Bukan untuk membuangnya melainkan membuat konstruksi baru. Ingatan yang
kembali dihadirkan saat menulis bisa melahirkan pemahaman dan
perspektif baru. Inilah rekonstruksi itu: bisa ‘menerima’ sebuah
peristiwa yang telah lewat sekaligus menyikapinya dengan lebih bijak.

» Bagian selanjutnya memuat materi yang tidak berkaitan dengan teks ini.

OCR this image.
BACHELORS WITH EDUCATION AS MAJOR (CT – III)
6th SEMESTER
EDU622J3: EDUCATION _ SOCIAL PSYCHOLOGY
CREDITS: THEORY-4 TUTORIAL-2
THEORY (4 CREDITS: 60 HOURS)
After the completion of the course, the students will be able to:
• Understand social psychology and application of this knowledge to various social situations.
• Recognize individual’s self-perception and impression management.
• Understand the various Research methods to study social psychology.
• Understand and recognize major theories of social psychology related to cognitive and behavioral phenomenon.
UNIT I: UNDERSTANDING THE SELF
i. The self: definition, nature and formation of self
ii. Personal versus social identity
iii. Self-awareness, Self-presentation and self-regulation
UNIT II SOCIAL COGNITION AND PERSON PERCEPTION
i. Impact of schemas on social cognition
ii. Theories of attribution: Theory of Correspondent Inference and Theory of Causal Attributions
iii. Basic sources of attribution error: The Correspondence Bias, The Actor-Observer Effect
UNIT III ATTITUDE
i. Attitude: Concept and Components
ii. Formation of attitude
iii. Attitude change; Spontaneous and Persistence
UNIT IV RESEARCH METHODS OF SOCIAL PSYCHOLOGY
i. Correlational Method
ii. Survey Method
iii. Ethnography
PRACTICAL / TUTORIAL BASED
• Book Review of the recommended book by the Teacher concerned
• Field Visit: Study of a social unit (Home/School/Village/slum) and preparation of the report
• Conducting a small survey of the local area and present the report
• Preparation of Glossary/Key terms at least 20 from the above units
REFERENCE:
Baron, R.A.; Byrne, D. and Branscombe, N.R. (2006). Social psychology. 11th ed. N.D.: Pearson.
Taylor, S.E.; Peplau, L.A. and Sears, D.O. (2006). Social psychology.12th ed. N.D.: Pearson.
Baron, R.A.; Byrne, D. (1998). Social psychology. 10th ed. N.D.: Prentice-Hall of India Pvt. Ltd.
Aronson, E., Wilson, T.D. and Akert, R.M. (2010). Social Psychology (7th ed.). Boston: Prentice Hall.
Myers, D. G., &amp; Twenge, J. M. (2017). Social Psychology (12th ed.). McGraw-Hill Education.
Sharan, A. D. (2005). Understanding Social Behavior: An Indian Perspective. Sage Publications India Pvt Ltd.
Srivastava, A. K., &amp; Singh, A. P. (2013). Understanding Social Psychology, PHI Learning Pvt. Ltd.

Ada banyak peristiwa yang bisa diperlakukan dengan cara itu. Tapi
kali ini aku mau bercerita tentang anak-anakku: kucing. Mereka ada dalam
keseharianku, memberi satu hal saja: kegembiraan. Bisajadi mereka
membuatku kesal, lelah, bahkan marah…tapi tetap: hanya mereka yang mampu
memberiku gembira dalam berbagai suasana, senang dan sedih.
***
Aku mau memulainya dengan seekor bocah yang baru beberapa hari lalu pergi. Bocah kecil yang (akhirnya) kunamai NONA. Tak sampai sebulan dia bersamaku, tapi aku sungguh kehilangan. Ya, ternyata aku sangat kehilangan bocah kecil itu. Ia, bocah kecil manja yang tiba-tiba hadir ditengah keluarga meong itu berhasil mencuri hatiku.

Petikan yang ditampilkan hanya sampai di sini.